Oh, acude a mí, a mi jerarquía de peón del planeta, / gaucho con trenzas de
sangre, / mi padre, / y ensíllame el mejor caballo ruano del universo: / para
atravesar el agua de oro de la muerte, / y escucharme, / todo, / siempre en ti...
Versos inmortalizados en su poema “Criollo del
universo”, donde la vida de los esteros se convierte en escritura mayúscula,
sonoridad y color que provienen del reino natural, al trote del caballo por un
camino provinciano, azuzado por la herencia paternal. La luz infinita.
Año
tras año, siendo hombre de avanzada edad, continuó guareciéndose entre los
andrajos del rancho primigenio, junto a su sombra, su facón y su sombrero. Porque
gracias al envión de esa naturaleza casi virgen, Madariaga enarboló una poesía
de trazos poderosos, representada en cada uno de los trasbordos temporarios a
la geografía insondable y fantasmal.
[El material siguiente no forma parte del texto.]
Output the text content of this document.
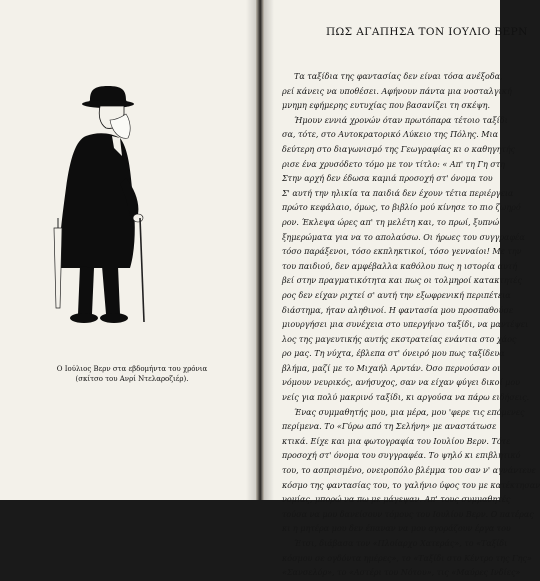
Ο Ιούλιος Βερν στα εβδομήντα του χρόνια
(σκίτσο του Ανρί Ντελαροζιέρ).
ΠΩΣ ΑΓΑΠΗΣΑ ΤΟΝ ΙΟΥΛΙΟ ΒΕΡΝ
Τα ταξίδια της φαντασίας δεν είναι τόσα ανέξοδα,
ρεί κάνεις να υποθέσει. Αφήνουν πάντα μια νοσταλγική
μνημη εφήμερης ευτυχίας που βασανίζει τη σκέψη.
Ήμουν εννιά χρονών όταν πρωτόπαρα τέτοιο ταξίδι
σα, τότε, στο Αυτοκρατορικό Λύκειο της Πόλης. Μια
δεύτερη στο διαγωνισμό της Γεωγραφίας κι ο καθηγητής
ρισε ένα χρυσόδετο τόμο με τον τίτλο: « Απ' τη Γη στη
Στην αρχή δεν έδωσα καμιά προσοχή στ' όνομα του
Σ' αυτή την ηλικία τα παιδιά δεν έχουν τέτια περιέργεια
πρώτο κεφάλαιο, όμως, το βιβλίο μού κίνησε το πιο ζωηρό
ρον. Έκλεψα ώρες απ' τη μελέτη και, το πρωί, ξυπνώ
ξημερώματα για να το απολαύσω. Οι ήρωες του συγγραφέα
τόσο παράξενοι, τόσο εκπληκτικοί, τόσο γενναίοι! Με την
του παιδιού, δεν αμφέβαλλα καθόλου πως η ιστορία αυτή
βεί στην πραγματικότητα και πως οι τολμηροί κατακτητές
ρος δεν είχαν ριχτεί σ' αυτή την εξωφρενική περιπέτεια
διάστημα, ήταν αληθινοί. Η φαντασία μου προσπαθούσε
μιουργήσει μια συνέχεια στο υπεργήινο ταξίδι, να μαντέψει
λος της μαγευτικής αυτής εκστρατείας ενάντια στο χάος
ρο μας. Τη νύχτα, έβλεπα στ' όνειρό μου πως ταξίδευα
βλήμα, μαζί με το Μιχαήλ Αρντάν. Όσο περνούσαν οι
νόμουν νευρικός, ανήσυχος, σαν να είχαν φύγει δικοί μου
νείς για πολύ μακρινό ταξίδι, κι αργούσα να πάρω ειδήσεις.
Ένας συμμαθητής μου, μια μέρα, μου 'φερε τις επόμενες
περίμενα. Το «Γύρω από τη Σελήνη» με αναστάτωσε
κτικά. Είχε και μια φωτογραφία του Ιουλίου Βερν. Τότε
προσοχή στ' όνομα του συγγραφέα. Το ψηλό κι επιβλητικό
του, το ασπρισμένο, ονειροπόλο βλέμμα του σαν ν' αγνάντευε
κόσμο της φαντασίας του, το γαλήνιο ύφος του με κατέκτησαν
νομίας, μπορώ να πω με μάγεψαν. Απ' τους συμμαθητές
τούσα να μου δανείσουν τόμους του Ιουλίου Βερν. Ο πατέρας
κι η μητέρα μου δεν έπαναν να μου αγοράζουν έργα του
Έτσι, διάβασα τον «Πλοίαρχο Χατεράς», το «Ταξίδι
κόσμου σε ογδόντα ημέρες», το «Ταξίδι στο Κέντρο της Γης»
«Σανσελόρ», το «Αστέρι του Νότου», τις «Μαύρες Ινδίες»
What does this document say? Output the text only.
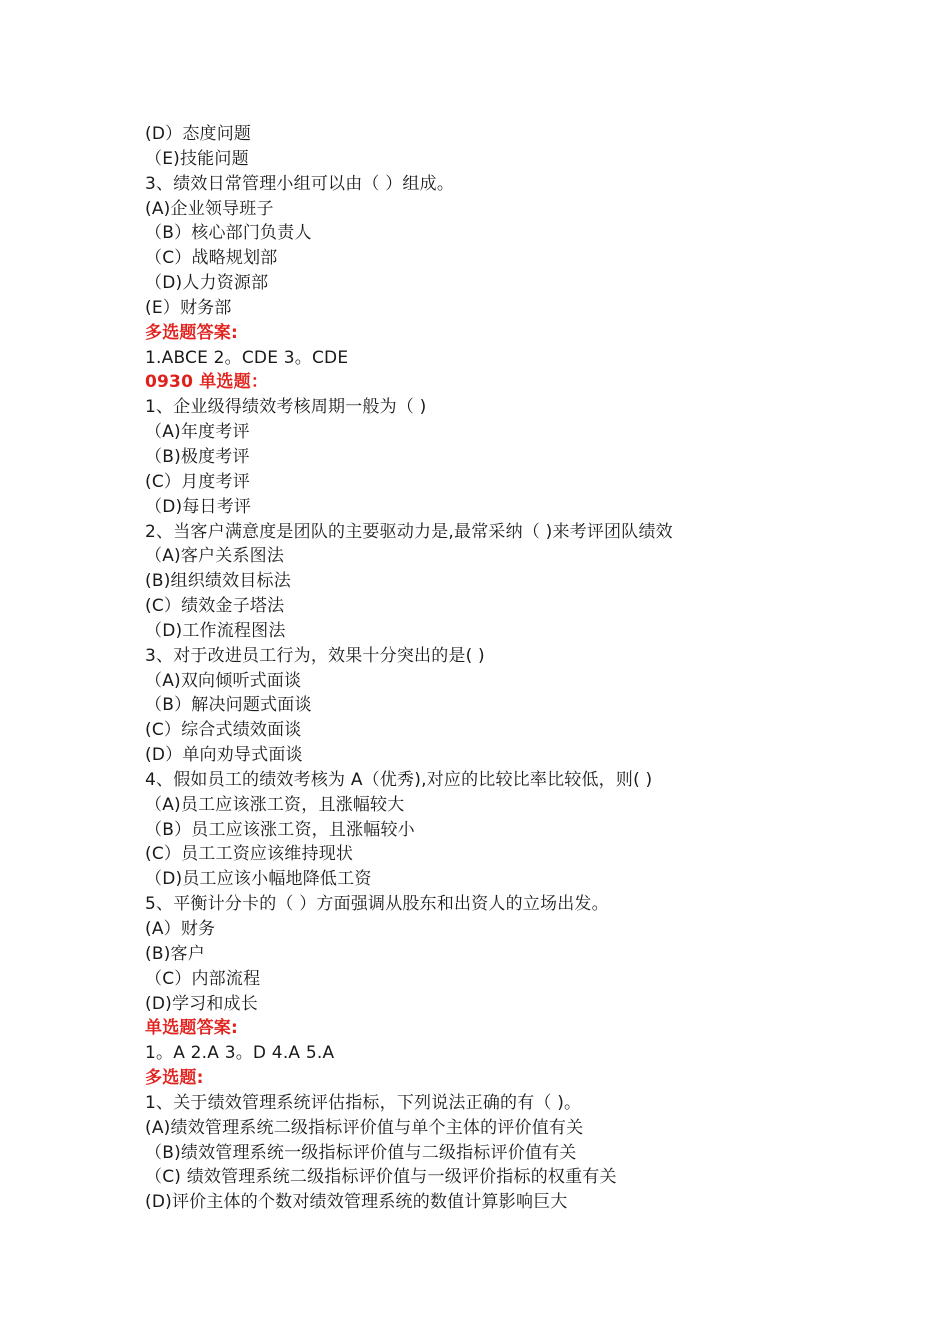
(D）态度问题
（E)技能问题
3、绩效日常管理小组可以由（ ）组成。
(A)企业领导班子
（B）核心部门负责人
（C）战略规划部
（D)人力资源部
(E）财务部
多选题答案:
1.ABCE 2。CDE 3。CDE
0930 单选题：
1、企业级得绩效考核周期一般为（ )
（A)年度考评
（B)极度考评
(C）月度考评
（D)每日考评
2、当客户满意度是团队的主要驱动力是,最常采纳（ )来考评团队绩效
（A)客户关系图法
(B)组织绩效目标法
(C）绩效金子塔法
（D)工作流程图法
3、对于改进员工行为，效果十分突出的是( )
（A)双向倾听式面谈
（B）解决问题式面谈
(C）综合式绩效面谈
(D）单向劝导式面谈
4、假如员工的绩效考核为 A（优秀),对应的比较比率比较低，则( )
（A)员工应该涨工资，且涨幅较大
（B）员工应该涨工资，且涨幅较小
(C）员工工资应该维持现状
（D)员工应该小幅地降低工资
5、平衡计分卡的（ ）方面强调从股东和出资人的立场出发。
(A）财务
(B)客户
（C）内部流程
(D)学习和成长
单选题答案:
1。A 2.A 3。D 4.A 5.A
多选题:
1、关于绩效管理系统评估指标，下列说法正确的有（ )。
(A)绩效管理系统二级指标评价值与单个主体的评价值有关
（B)绩效管理系统一级指标评价值与二级指标评价值有关
（C) 绩效管理系统二级指标评价值与一级评价指标的权重有关
(D)评价主体的个数对绩效管理系统的数值计算影响巨大
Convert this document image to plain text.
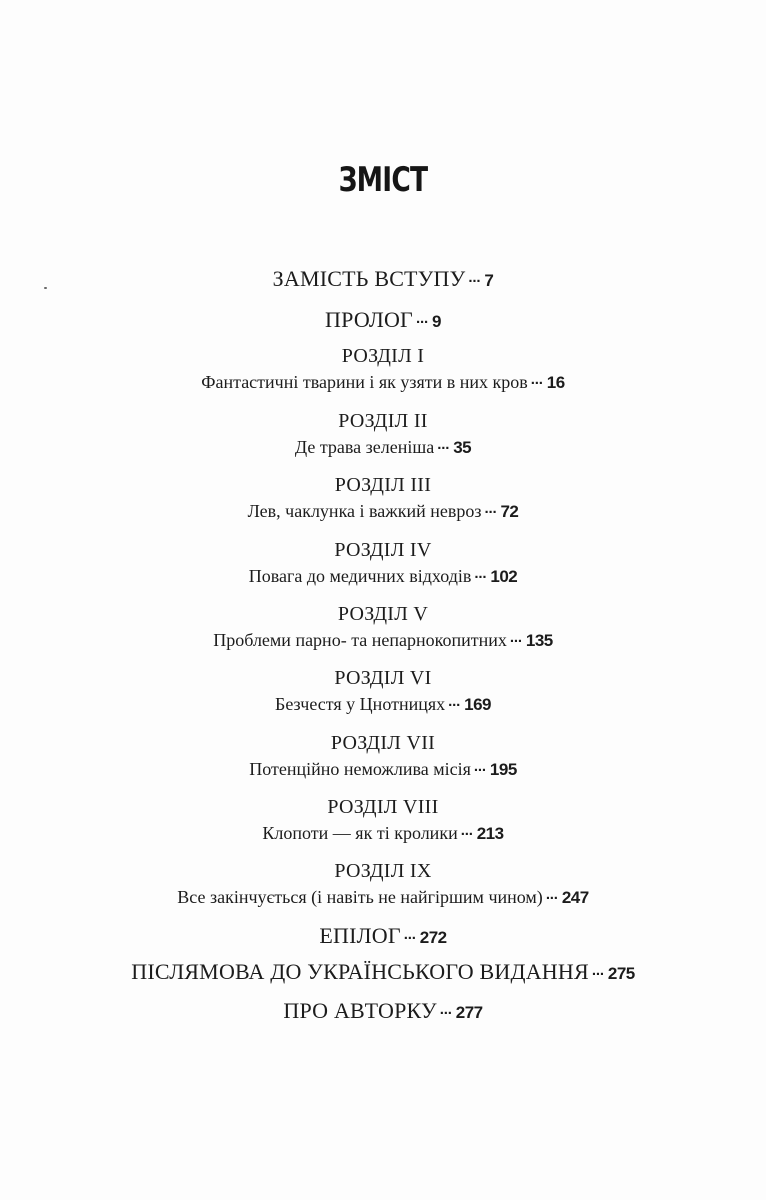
ЗМІСТ
ЗАМІСТЬ ВСТУПУ ··· 7
ПРОЛОГ ··· 9
РОЗДІЛ I
Фантастичні тварини і як узяти в них кров ··· 16
РОЗДІЛ II
Де трава зеленіша ··· 35
РОЗДІЛ III
Лев, чаклунка і важкий невроз ··· 72
РОЗДІЛ IV
Повага до медичних відходів ··· 102
РОЗДІЛ V
Проблеми парно- та непарнокопитних ··· 135
РОЗДІЛ VI
Безчестя у Цнотницях ··· 169
РОЗДІЛ VII
Потенційно неможлива місія ··· 195
РОЗДІЛ VIII
Клопоти — як ті кролики ··· 213
РОЗДІЛ IX
Все закінчується (і навіть не найгіршим чином) ··· 247
ЕПІЛОГ ··· 272
ПІСЛЯМОВА ДО УКРАЇНСЬКОГО ВИДАННЯ ··· 275
ПРО АВТОРКУ ··· 277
Siempre el misterio
de la palabra, más allá de la circunstancia conceptual de los hechos, o de esa
lucha elemental que constituye la existencia humana. Siempre el manifiesto
impulsado desde la interrogación interior, para poder penetrar en laberintos
plagados de padecimiento e incertidumbre. Tal vez el poeta haya sufrido tanto
por amor como por soledad, por melancolía o lejanía, o dolor de ausencia o
carencia. Pero nada le impidió desandar el camino de su propia voz, aún en la
oscuridad de noches de brujas y lobizones, pero siempre subyugado por el
estruendo de un sapucay.
Admiró la poesía de Rimbaud, Mallarmé, Lautréamont,
Rilke, Girondo, Pellegrini, Milocz, Césaire, Perse, Vallejo. Eran algunas de
sus lecturas más apasionadas. El nacer y apogeo del surrealismo. También
contempló maravillado las orillas del cosmos orticiano, pero no se arrojó a las
aguas del gran río de Juanele. Prefirió ser artífice de una poesía fogosa y
torrencial, dueña del rugido del yaguar, el sabor del aguardiente, el esplendor
de los tabacales, el abrazo de los yataí, la inmensidad de las aguas, el galope
incansable de su caballo Tormenta y la lealtad de Teolindo Frutos, por nombrar
uno, en homenaje a los numerosos gauchos nobles y criollos que habitaron la
tierra de nadie. Cada nombre, cada usanza, cada historia, cada latido, ha
servido para enriquecer el penetrante surrealismo de Madariaga. Nuestro
amargo subtropical melancólico con / boca de serpiente canta en el embarazo /
de los ríos. Única e intransferible su voz, forjada por el viento de los
esteros bárbaros.
NOTA
La
foto de Francisco Madariaga fue sacada por César Bisso en el Bar Británico del Parque Lezama en 1998.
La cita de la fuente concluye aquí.